On one of the decks the popular music of “Zorba’s Dance” could be heard after breakfast. It was a Greek dance group I formed after a young woman asked me to teach her and her friends the dance. She had a record player and I had the record. Admittedly, I was not very good at this Greek dance, but I knew the basic steps and my moves were as good as Anthony Quinn’s! I regret I did not own a camera then. But pictures of me dancing on the deck with all the girls are still embedded vividly in my mind.

By far the most memorable event happened on a sunlit afternoon as we were on the upper deck. In the distance we saw the Queen Elizabeth on her way to England. The two ships greeted each other with blasts of their horns. Of course we heard Mary’s blasts in their full volume as we waved excitedly to the people on the other ship. But each time Elizabeth returned the greeting to her sister we heard it as a muffled echo from the distance. It was a special treat for us to have witnessed this in the middle of the ocean. I now feel as if I took part in a historical event with the two ‘Queens’ as protagonists.

When we finally saw land on August 17, I overhead other passengers saying it was Montauk Point, Long Island, where a lighthouse piercing the sky in the misty morning horizon looked like a tall figure welcoming us. Soon after, the ship sailed past it going westward, hugging Long Island’s south shore which we could clearly see. I knew nothing about Long Island and Montauk Point then. And I had no clue where Merrick, NY, my friends’ town, was. But a passenger I was talking to about my destination pointed to the shore and showed me Merrick.

Not long after, we entered New York Bay and a majestic bridge appeared hanging over the water like a work of art.
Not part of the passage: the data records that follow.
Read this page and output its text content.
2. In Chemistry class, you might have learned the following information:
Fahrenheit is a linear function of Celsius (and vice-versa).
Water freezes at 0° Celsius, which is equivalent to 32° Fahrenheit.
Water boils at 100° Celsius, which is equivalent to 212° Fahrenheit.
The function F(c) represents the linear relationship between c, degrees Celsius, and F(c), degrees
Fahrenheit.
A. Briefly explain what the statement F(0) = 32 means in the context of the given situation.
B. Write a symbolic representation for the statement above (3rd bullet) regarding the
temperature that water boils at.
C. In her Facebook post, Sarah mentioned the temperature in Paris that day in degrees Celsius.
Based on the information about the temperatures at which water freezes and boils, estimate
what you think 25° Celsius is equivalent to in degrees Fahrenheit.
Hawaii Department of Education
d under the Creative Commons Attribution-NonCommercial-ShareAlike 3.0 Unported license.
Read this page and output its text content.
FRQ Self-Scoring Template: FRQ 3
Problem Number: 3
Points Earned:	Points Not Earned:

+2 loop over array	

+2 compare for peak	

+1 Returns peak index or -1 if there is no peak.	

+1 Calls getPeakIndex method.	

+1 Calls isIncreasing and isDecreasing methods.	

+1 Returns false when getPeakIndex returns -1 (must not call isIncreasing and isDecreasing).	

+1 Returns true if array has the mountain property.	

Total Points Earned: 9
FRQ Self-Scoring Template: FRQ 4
It was the Verrazano Bridge, as I heard from others, which opened the year before. For a moment, an illusion of perspective made some of us wonder half-jokingly if the ship would have enough space to go under. Of course, it was a silly thought and the ‘Queen’ had no problem clearing it.

The Statue of Liberty was now visible. With an outstretched arm holding the torch, Lady Liberty in all her majesty welcomed us to America. Ahead, New York’s skyscrapers reaching upwards through the brilliant sky looked like ceremonial figures standing in formation to receive us. Entering New York Harbor was an unforgettable thrill! Everything I knew about immigrants who sailed to America long before me unfolded in my head. My own hardships at that time were nothing compared to what thousands of them suffered. I was about to arrive in New York after a fabulous voyage on a luxury ship. And soon I was to be welcomed by good friends in a language I spoke well. I was lucky and privileged indeed.
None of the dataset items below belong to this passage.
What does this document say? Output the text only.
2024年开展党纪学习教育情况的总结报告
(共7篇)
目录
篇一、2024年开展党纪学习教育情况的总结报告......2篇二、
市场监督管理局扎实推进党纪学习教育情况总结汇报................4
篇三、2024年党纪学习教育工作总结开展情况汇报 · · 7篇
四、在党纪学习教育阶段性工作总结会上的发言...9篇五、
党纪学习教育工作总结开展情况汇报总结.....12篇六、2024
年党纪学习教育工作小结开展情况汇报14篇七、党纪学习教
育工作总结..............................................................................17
We docked around noon on Tuesday, August 17, 1965, and soon after I set foot on American soil. My friends were waiting for me and our reunion was a happy event. Outside, a porter loaded my luggage in their station wagon and we headed for Long Island. When we reached Merrick we first stopped to eat at a local McDonald’s. That was my first meal in America and my initiation to American fast food.

After so many years, I am still here, but sadly not my friends. Long Island became my home where I realized my dreams, just as Marietta had predicted. My roots are deep here: I completed my studies, had a professional career, and raised a family. Whenever we visit the East End with family or guests, we often include the Montauk Point Lighthouse and instantly I replay the scene of seeing it first from the deck of Queen Mary that summer of 1965. Being in this area fills me with nostalgia and stirs my emotions because this was the first place of America I saw. I feel the same walking around Southampton because it reminds me of the port of Southampton in England, where my memorable trip to America started thanks to my friends. And if by a miracle they could read this, “Thank you again for changing my life.”